All this time I was, so to speak, mounting guard over the horses. I saw Grat and his companions take up their position behind the wagon and I determined to wait until the most auspicious moment came before attempting to do anything. Just at this moment Bob and Emmet came down the alley from the other way, making for their horses. As I saw them they saw me. We had often competed in friendly shooting matches. He knew that when I fired I shot to kill.

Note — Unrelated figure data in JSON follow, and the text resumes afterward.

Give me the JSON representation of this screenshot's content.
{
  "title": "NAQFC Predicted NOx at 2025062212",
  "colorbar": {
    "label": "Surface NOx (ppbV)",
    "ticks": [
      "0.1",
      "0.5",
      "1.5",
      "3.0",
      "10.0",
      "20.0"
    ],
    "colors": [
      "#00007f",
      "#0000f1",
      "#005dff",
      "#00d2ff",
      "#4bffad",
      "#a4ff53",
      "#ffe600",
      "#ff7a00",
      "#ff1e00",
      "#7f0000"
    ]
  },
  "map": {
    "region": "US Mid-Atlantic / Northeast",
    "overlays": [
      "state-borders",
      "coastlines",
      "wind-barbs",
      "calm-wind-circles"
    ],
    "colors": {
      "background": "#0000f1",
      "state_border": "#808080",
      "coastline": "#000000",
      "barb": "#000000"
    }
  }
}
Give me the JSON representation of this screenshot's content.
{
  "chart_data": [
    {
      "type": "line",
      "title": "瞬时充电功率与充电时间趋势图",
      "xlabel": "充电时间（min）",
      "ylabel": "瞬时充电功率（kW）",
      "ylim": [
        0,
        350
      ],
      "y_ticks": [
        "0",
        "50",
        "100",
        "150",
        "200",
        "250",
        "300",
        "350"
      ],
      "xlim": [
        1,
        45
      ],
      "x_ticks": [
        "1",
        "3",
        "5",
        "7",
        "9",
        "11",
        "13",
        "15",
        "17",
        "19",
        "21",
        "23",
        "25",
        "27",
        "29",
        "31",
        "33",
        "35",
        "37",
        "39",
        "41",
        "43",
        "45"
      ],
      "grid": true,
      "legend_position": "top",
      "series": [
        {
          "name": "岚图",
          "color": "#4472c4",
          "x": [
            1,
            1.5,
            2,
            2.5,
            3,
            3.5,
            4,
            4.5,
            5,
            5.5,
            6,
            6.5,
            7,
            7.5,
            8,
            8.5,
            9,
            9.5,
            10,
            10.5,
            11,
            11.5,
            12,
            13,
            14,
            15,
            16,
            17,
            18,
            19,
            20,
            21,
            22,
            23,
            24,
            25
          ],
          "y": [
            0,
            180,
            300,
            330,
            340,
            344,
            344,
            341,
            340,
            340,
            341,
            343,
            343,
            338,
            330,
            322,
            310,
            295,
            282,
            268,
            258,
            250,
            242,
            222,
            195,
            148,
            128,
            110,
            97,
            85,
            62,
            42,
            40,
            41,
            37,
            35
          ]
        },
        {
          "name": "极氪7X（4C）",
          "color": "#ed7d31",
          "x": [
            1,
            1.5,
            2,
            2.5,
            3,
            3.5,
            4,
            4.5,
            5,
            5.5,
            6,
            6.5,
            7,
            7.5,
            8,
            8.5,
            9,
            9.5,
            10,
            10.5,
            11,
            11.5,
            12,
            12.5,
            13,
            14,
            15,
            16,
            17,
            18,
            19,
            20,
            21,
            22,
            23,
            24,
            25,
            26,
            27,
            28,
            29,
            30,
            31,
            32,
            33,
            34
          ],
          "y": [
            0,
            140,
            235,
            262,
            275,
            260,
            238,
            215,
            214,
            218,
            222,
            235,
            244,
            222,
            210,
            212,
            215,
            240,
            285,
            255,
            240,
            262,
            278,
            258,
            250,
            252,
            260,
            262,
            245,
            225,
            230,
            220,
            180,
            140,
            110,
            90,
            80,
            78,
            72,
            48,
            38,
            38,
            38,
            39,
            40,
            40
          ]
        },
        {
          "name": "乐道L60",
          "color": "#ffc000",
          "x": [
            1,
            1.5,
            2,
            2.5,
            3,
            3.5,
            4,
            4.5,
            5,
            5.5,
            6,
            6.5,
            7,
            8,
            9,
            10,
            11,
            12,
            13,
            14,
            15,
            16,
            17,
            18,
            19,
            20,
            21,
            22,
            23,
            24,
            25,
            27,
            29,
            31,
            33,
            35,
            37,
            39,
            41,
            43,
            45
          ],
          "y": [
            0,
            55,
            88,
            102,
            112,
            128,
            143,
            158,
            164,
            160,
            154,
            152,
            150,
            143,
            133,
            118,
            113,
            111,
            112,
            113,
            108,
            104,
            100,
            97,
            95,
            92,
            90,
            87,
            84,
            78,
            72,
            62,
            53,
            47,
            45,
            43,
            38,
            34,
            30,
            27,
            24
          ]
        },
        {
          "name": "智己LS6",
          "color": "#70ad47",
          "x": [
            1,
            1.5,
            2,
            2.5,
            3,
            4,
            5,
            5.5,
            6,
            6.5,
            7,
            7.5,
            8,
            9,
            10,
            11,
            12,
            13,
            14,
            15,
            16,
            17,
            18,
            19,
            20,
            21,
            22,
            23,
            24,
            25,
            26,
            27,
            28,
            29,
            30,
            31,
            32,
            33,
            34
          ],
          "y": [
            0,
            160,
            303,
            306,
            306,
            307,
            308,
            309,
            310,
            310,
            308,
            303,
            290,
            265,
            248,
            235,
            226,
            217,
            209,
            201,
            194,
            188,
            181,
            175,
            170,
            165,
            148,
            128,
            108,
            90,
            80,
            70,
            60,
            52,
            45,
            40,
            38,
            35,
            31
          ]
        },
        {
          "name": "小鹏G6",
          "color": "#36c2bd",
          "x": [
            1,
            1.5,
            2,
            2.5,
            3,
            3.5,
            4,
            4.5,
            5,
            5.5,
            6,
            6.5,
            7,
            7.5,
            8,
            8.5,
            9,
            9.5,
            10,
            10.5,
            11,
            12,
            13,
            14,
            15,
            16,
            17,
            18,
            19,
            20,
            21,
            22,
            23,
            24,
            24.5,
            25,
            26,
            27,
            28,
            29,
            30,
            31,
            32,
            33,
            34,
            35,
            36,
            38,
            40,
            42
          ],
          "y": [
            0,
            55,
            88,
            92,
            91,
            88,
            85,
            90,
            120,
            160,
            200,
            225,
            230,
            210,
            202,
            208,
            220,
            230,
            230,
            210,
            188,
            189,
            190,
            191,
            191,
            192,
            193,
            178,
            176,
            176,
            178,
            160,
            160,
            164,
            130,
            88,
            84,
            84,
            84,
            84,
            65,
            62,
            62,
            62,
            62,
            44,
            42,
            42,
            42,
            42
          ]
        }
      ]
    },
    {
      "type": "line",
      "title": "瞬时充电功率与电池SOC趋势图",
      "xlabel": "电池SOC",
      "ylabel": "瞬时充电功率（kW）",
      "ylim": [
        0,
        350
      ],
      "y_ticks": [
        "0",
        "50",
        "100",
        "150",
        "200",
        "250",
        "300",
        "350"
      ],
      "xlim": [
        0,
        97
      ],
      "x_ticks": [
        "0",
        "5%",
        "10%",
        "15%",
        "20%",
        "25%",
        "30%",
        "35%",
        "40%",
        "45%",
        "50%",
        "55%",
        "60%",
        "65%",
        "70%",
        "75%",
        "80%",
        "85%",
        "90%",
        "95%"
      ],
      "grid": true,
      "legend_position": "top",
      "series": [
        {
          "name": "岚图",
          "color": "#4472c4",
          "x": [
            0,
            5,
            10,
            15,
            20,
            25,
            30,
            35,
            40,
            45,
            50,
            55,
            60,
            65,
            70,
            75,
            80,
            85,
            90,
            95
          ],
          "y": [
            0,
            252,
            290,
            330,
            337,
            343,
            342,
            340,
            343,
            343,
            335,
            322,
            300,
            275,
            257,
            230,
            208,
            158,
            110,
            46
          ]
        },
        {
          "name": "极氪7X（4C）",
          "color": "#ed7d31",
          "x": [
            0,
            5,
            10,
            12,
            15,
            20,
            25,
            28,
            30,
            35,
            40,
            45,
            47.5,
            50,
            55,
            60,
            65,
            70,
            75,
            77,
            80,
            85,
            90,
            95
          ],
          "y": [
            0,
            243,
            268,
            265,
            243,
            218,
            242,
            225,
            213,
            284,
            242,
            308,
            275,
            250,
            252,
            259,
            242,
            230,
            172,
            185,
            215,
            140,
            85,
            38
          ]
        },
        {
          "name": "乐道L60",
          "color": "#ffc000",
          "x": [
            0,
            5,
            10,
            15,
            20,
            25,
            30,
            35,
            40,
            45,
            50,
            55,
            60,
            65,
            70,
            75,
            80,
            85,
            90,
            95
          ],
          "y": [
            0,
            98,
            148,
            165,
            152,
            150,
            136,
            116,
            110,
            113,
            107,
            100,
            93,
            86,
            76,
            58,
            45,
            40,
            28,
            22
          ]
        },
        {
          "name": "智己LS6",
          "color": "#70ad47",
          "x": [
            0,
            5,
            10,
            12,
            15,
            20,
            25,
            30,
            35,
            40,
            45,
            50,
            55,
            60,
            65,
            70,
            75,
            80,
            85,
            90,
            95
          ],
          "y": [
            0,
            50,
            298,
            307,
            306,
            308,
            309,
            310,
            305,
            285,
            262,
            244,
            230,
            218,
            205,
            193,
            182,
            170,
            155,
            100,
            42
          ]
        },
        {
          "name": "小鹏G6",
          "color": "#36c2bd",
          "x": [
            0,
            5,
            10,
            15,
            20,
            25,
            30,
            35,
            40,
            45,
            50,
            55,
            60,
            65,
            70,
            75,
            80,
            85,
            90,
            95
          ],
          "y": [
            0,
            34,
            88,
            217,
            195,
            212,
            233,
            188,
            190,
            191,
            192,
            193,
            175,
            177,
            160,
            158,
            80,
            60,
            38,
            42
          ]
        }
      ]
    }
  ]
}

“Hell!” he exclaimed. “There's Kloehr. I hate to do it, but he's got to fall.” For a moment I was transfixed, watching his face intently as the bird watches the snake about to seize it. Then instictively my own rifle came to my shoulder. I fired just as Bob pulled the trigger. His bullet went wild, glancingly striking the side of the alley, taking a tangent course and killing both the Standard Oil horses and entering my barn, where it demolished a buggy wheel. But Bob, poor chap, lay in the alley, shot through the breast. Emmet fired at me, and I returned the shot. He was wounded. I could see that, but he kept steadily on. His companions behind the oil wagon now opened up on me. I had no time to care for Emmet. Skirting the alley paling until he came to a breach, he crawled through and away.

Grat Dalton, Powers and Broadwell kept up a galling fire on me. I was not hit. Some way I felt exalted, lifted above everything on this earth. I did not fear their bullets; it seemed as though I was invulnerable.

Finally, Grat exposed himself. I got him. Then, siezed with a sudden terror, Powers and Broadwell made a rush for their horses. Before they could mount I had hit them, too, but Broadwell, exerting superhuman effort, dragged himself into the saddle and rode off. His body was found later beside a hedge a mile from town.

Emmet, who had made his way to a lumber pile, now reappeared in the alley, obviously trying to reach his horse. I shot him again. He had enough, and surrendered, and is still doing time at Fort Leavenworth.

After the raid, Kloehr was hailed a hero for his part in the fight, and perhaps over the years he came to believe this version of events; that he single-handedly got rid of every member of the gang.

It is well known that Bob and Emmett went into the First National bank, and that Bob shot Lucius Baldwin at the back of this bank. Emmett was knocked off from his horse by the buckshot fired from the gun of Carey Seaman.